I’m working on a low-latency application where the amount of data to be copied back from device to host is determined at runtime by a kernel. The maximum size is known in advance, so I can pre-allocate a buffer on the host before launching the kernel.
To perform the copy, I’m currently using two cudaMemcpy calls:
The first retrieves the size.
The second copies the actual data using that size.
Unfortunately, the first cudaMemcpy (just to read one integer) adds noticeable overhead to the overall runtime (see attached image).
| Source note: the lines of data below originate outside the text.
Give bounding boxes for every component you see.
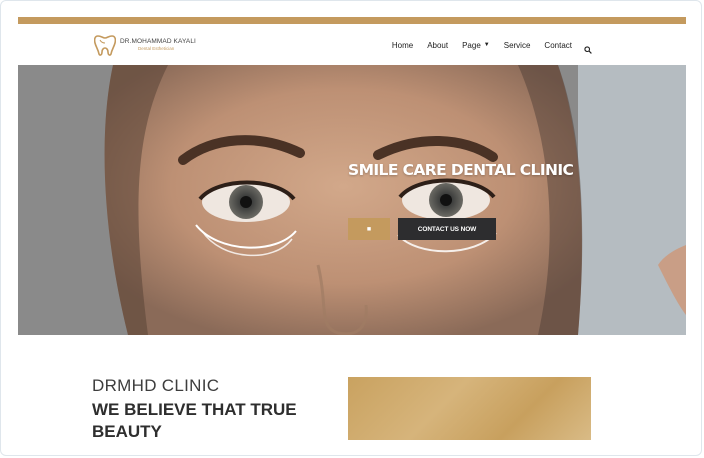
hero-primary-button[interactable]: ■ <box>348 218 390 240</box>
tooth-icon <box>94 33 116 57</box>
search-icon[interactable] <box>584 41 592 54</box>
nav-item-contact[interactable]: Contact <box>544 41 572 50</box>
main-nav: Home About Page ▼ Service Contact <box>378 26 592 64</box>
hero-face-image <box>18 65 686 335</box>
contact-us-button[interactable]: CONTACT US NOW <box>398 218 496 240</box>
chevron-down-icon: ▼ <box>483 42 490 48</box>
brand-subtitle: Dental Esthetician <box>138 46 175 51</box>
about-kicker: DRMHD CLINIC <box>92 376 220 395</box>
site-logo[interactable]: DR.MOHAMMAD KAYALI Dental Esthetician <box>94 33 196 57</box>
site-header: DR.MOHAMMAD KAYALI Dental Esthetician Ho… <box>18 26 686 64</box>
nav-item-service[interactable]: Service <box>504 41 531 50</box>
hero-title: SMILE CARE DENTAL CLINIC <box>348 161 574 179</box>
about-section: DRMHD CLINIC WE BELIEVE THAT TRUE BEAUTY <box>92 376 322 443</box>
nav-item-home[interactable]: Home <box>392 41 413 50</box>
nav-item-page-label: Page <box>462 40 481 50</box>
hero-banner: SMILE CARE DENTAL CLINIC ■ CONTACT US NO… <box>18 65 686 335</box>
top-accent-bar <box>18 17 686 24</box>
about-title: WE BELIEVE THAT TRUE BEAUTY <box>92 400 297 441</box>
nav-item-about[interactable]: About <box>427 41 448 50</box>
brand-name: DR.MOHAMMAD KAYALI <box>120 37 196 45</box>
about-image <box>348 377 591 440</box>
nav-item-page[interactable]: Page ▼ <box>462 41 490 50</box>
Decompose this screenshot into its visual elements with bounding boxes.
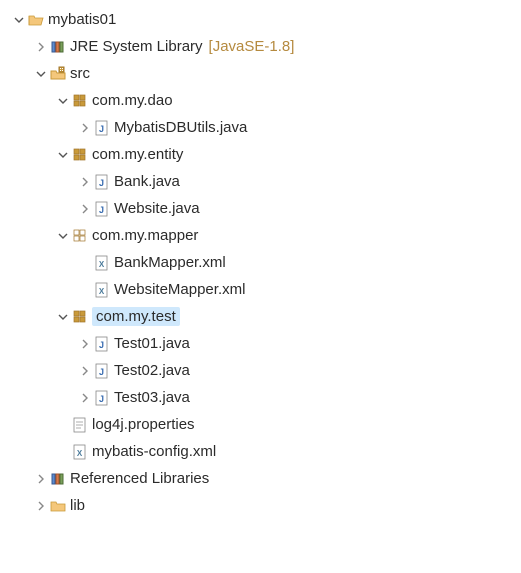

To the best of my knowledge, there’s no version of cudaMemcpy that takes a size parameter (count) that resides on the device. I’ve considered using Unified Memory to avoid the extra copy, but in my case, that ends up performing worse than the two-step approach.
Ideally, I’d like to avoid the first copy altogether. Has anyone run into a similar situation? Are there any tricks or best practices to reduce this latency without relying on Unified Memory?
From the picture, one can tell that your destination buffer is in pinned memory. Pinned memory can be accessed from within a kernel. A simple solution for your problem would be to use a copy kernel to copy the data from a device memory buffer into the destination pinned memory buffer.
The buffer is indeed pinned and allocated with cudaMallocHost.
I wasn’t aware that kernels can perform memcpy-like operations directly. Do you happen to have a reference or example I could look at to learn more about how that works?
I was able to shave off a few microseconds by launching a lightweight kernel to write the size, then synchronizing and using cudaMemcpy with the correct amount of data.
I also experimented with doing everything inside a single large copy kernel. However, in cases where there’s more data to copy, the kernel-based strategy turns out to be noticeably slower, and the overhead ends up outweighing the gains.
Normally cudaMemcpy should not be much faster than a copy kernel. The PCIe speed should be the limiting factor. Especially, if it is the only kernel running at that time.